Pop-rock 2006 - Tôt ou tard ****
Peu de groupes de l’Europe continentale peuvent prétendre rivaliser avec les anglo-saxons. En France, il y a bien Jack The Ripper, et en Belgique, deux excellents groupes : Deus et… Venus.
Jusque-là plutôt coutumier d’une pop délicate, Venus durcit le ton sur ce Red Room (pas de rapport avec Twin Peaks). Des guitares brutes et rugueuses, des riffs bluesy accrocheurs (on ne s’étonnera pas que leur producteur ait aussi collaboré avec PJ Harvey auparavant)… mais Venus n’a pas abandonné pour autant son goût des belles mélodies. Je parlais de Jack The Ripper un peu plus haut, et, si ces deux groupes ont des univers assez différents, ils partagent, en dehors de la présence d’un violoniste, un même talent pour le " lyrisme mélancolique ". Exercice toujours difficile, beaucoup de ceux qui s’y risquent ont tendance à se vautrer dans une emphase pleurnicharde adolescente, celle-là même qui peut prêter à sourire chez Muse ou Placebo quand on a passé la puberté… On peut d’ailleurs penser à Muse sur Mother’s voice (la fin, surtout) ou Who the fuck gave you this invitation. Mais un Muse plus mature et digne. Qui dit " Muse plus mature et digne ", dit forcément Radiohead. Le " lyrisme mélancolique " de Venus est ainsi plus proche, par son intelligence et son élégance, de celui de Jeff Buckley ou Radiohead que de celui de Muse ou Placebo. Et c’est tant mieux…

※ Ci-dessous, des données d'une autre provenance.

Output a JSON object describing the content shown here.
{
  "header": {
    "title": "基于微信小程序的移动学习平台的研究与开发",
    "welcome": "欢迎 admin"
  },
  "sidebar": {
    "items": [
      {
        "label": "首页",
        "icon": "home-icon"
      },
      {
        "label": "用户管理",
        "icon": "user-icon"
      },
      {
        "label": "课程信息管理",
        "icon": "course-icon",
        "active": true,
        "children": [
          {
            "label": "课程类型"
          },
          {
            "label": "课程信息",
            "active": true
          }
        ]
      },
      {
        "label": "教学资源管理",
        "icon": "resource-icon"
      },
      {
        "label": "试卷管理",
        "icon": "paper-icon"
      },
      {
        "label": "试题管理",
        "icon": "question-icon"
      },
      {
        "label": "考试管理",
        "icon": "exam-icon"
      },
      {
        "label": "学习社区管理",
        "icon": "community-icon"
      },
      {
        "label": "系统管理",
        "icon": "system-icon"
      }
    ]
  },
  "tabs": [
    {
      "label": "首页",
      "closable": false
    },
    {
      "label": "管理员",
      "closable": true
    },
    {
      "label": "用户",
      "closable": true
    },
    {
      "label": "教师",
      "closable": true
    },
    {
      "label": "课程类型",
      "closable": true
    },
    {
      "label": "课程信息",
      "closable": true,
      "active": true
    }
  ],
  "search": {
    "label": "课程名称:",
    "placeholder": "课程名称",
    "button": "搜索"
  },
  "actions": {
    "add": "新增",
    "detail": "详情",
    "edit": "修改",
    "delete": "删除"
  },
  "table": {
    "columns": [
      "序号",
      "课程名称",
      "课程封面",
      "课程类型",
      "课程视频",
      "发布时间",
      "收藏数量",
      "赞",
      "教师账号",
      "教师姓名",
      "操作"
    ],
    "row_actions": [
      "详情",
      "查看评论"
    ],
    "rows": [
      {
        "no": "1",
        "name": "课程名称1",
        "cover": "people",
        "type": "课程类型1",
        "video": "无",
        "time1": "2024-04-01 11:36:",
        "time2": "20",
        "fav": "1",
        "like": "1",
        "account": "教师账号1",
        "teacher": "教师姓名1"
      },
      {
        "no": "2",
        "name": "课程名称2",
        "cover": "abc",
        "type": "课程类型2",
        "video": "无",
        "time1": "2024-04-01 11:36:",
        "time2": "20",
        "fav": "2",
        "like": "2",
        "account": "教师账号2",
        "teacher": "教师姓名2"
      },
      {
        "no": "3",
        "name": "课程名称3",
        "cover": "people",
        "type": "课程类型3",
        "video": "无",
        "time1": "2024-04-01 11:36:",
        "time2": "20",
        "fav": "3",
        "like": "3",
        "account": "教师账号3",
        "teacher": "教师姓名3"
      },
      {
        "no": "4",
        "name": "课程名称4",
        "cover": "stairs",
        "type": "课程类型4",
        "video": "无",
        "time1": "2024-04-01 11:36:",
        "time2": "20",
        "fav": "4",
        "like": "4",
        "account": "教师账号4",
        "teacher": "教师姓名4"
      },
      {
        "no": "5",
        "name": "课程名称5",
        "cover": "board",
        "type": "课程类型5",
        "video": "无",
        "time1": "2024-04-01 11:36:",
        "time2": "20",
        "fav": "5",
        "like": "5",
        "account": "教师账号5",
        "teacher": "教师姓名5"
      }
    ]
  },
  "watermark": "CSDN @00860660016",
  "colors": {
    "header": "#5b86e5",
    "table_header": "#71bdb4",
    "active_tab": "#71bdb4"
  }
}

On a tous en nous, non pas quelque chose de Tennesse, mais de l’adolescence. De ce mélange d’inconsolable mélancolie et de désir d’absolu, d’émotions bouleversantes qui nous plongent dans des gouffres ou nous font atteindre la plus grande félicité. Le problème, c’est qu’à l’adolescence, à moins d’être bien guidés, on ingurgite tout et n’importe quoi et ces émotions se cristallisent sur le premier groupe qui chante son mal-être sur des accords mineurs. Mais l’adolescence passée, le goût s’affine, l’esprit critique s’acère, et on ne se laisse plus prendre si facilement. Heureusement qu’existent alors des Radiohead, Jack The Ripper et Venus pour nous permettre de replonger dans cette exaltation mélancolique, sans donner la sale impression de s’embourber dans des pleurnicheries boursouflées d’ados mal dégrossis.
Pour conclure… des riffs teigneux et accrocheurs, de belles mélodies, un chant inspiré, du style, de la classe et de la hargne… que peut-on demander de plus ? The Red Room n’est peut-être pas le plus révolutionnaire des disques de rock, mais il est sans conteste dans la catégorie des grands.
Décidément, les belges ont du goût. Ils nous ont refourgué Johnny et se sont gardés Deus et Venus…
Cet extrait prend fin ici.